We, and the materialists, are experiencing the same set of sensory inputs; we are just processing them differently.
This does not have to be a needless either/or proposition; there is nothing incompatible with faith in a a great metaphysical being/spirit/concept that is responsible for/links together everything in our universe and an understanding of the physical mechanics of that universe.
So, yeah, in a very real sense only God can make a sunset insofar as no religion postulates a theology where human consciousness is not in some fashion intrinsically linked to the divine.
 On the basis that since nobody wants to be a slave, ergo it must be wrong to own slaves.
 Slave owners plied both sides of the street, citing Darwin as biological proof to justify slavery.
 Personally, I prefer the term "plain text reading" as opposed to "literal" or even worse, "inerrant". "Inerrant" means the theological teachings are without error, not that every word is literally true, but sloppy usage has confused the two terms in the minds of most people. Using the term "plain text reading" allows one to study the particular passage for its inherent meaning without requiring it to be 100% factual.

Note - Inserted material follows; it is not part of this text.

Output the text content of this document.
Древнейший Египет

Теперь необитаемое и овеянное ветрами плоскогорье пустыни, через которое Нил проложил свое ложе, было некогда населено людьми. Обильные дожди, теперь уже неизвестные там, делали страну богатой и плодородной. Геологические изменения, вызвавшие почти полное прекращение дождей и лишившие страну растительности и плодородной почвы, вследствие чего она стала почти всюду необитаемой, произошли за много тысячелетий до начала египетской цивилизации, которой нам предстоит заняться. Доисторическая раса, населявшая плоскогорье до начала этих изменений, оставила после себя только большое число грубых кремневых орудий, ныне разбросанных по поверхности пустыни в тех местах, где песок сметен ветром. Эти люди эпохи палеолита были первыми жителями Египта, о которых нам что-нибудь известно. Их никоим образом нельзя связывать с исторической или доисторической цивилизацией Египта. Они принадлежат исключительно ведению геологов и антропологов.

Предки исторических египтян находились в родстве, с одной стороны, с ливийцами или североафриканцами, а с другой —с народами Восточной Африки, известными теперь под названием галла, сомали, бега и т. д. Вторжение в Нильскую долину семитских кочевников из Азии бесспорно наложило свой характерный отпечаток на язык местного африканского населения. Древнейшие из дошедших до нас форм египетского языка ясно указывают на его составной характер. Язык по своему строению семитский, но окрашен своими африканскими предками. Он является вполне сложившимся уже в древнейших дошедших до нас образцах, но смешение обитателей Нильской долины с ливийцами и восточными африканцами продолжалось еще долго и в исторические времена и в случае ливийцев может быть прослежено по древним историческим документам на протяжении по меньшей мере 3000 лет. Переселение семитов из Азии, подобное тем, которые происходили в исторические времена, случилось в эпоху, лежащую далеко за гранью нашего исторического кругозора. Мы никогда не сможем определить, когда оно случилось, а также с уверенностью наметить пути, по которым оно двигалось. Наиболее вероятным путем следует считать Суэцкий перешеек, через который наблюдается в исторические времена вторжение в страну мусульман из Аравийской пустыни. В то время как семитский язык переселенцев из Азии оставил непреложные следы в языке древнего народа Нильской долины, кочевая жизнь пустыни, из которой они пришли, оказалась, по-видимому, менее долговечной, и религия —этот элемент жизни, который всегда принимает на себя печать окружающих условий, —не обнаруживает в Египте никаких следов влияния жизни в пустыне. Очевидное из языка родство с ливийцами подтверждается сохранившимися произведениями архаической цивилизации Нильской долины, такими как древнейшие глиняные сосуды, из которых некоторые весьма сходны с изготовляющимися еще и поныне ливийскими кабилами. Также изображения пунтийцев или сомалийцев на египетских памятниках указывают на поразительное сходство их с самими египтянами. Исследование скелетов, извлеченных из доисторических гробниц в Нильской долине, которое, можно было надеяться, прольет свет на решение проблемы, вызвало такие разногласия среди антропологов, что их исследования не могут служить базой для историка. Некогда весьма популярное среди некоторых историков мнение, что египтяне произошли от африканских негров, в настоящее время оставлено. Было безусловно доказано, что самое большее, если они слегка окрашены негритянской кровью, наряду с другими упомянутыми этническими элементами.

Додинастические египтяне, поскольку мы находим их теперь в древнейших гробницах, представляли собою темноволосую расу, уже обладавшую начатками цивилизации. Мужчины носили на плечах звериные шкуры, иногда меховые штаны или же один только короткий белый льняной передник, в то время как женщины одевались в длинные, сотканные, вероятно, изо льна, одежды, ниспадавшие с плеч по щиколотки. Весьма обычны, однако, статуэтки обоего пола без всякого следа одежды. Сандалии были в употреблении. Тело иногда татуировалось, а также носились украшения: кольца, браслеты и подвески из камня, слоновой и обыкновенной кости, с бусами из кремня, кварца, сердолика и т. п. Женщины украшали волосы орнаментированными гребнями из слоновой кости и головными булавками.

 And, technically, our sun never sets; it’s a relative fixed point to the real motion of the Earth, although the Sun itself and the Milky Way galaxy are all traveling through space on their own. I suppose ala Pitch Black there may be some double or triple star systems where one member actually does move behind another at some point, but that’s another topic for another time…
 Timothy Leary, Ken Kesey, and William S. Burroughs excepted.
 The people who do make it incompatible generally tend to have a host of other hoops they require you to jump through for their benefit.